“You cannot even hammer a nail at an archaeological site."
–Farzand Masih, head of the Department of Archaeology at Punjab University, January 31, 2014.

This image is from a hitherto unknown box of 63 images in Sir Mortimer Wheeler's personal collection from excavations he led at Mohenjo Daro in 1950. It shows the then head excavator with the whole team - mostly comprised of locals. Despite the primitive tools, Mohenjo Daro has been extensively and carefully excavated. The ancient metropolis' internal structure, religion, and cultural practices have been pieced together more comprehensively by excavations made after partition, although work had commenced under British rule.
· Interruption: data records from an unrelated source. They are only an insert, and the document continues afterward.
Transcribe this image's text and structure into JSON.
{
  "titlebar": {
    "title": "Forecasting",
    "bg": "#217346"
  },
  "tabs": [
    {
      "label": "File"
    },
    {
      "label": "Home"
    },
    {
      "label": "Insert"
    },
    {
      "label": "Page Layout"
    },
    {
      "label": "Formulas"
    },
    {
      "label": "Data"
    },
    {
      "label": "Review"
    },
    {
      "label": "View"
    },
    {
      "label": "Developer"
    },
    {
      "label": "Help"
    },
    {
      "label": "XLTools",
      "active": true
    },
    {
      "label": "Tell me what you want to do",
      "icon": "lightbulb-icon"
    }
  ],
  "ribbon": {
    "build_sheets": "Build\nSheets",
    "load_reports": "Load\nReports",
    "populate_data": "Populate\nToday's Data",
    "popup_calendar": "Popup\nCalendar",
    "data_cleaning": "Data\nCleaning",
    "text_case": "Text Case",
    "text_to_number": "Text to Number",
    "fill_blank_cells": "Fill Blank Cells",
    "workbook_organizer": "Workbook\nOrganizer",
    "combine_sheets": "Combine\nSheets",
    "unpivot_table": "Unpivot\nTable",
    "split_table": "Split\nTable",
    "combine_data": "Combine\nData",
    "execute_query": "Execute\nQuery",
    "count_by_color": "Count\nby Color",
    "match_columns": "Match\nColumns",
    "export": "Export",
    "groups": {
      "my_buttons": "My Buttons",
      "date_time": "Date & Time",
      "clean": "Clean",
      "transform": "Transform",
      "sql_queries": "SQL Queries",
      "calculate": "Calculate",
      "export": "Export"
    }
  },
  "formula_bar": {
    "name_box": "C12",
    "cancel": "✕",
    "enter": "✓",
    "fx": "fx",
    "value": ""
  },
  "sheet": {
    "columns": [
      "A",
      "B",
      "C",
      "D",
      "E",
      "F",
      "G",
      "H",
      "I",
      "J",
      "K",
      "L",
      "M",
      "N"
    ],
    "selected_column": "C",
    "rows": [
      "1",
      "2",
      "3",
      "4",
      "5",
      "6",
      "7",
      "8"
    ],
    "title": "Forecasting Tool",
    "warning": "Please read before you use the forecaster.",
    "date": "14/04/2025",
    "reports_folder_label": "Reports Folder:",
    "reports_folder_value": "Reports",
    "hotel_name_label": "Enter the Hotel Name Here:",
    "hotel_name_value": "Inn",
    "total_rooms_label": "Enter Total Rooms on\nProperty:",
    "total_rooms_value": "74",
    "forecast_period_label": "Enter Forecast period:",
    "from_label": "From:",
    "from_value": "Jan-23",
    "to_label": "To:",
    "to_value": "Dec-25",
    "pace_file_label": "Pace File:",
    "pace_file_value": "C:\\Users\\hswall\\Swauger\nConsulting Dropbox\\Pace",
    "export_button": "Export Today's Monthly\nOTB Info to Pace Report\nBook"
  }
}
Despite being one of the three "cradles of civilisation" among with Mesopotamia and the Nile Valley - the three ancient sites where the first civilisations blossomed, very little is known about the Indus Valley Civilisation, partly because interest in excavation soon ran out. In 1990 research was suspended and funds withheld, and although it was re-continued in 1997 the budget was far lower. Today UNESCO funds most of the Bill. After being transferred to the province of Sindh the site suffered more neglect; especially with the Sindh Festival held there under the PPP with subjected the site to operational hazards such as drilling and construction. Today, Mohenjo Daro along with Harrapa - once a national source of pride - lies forgotten.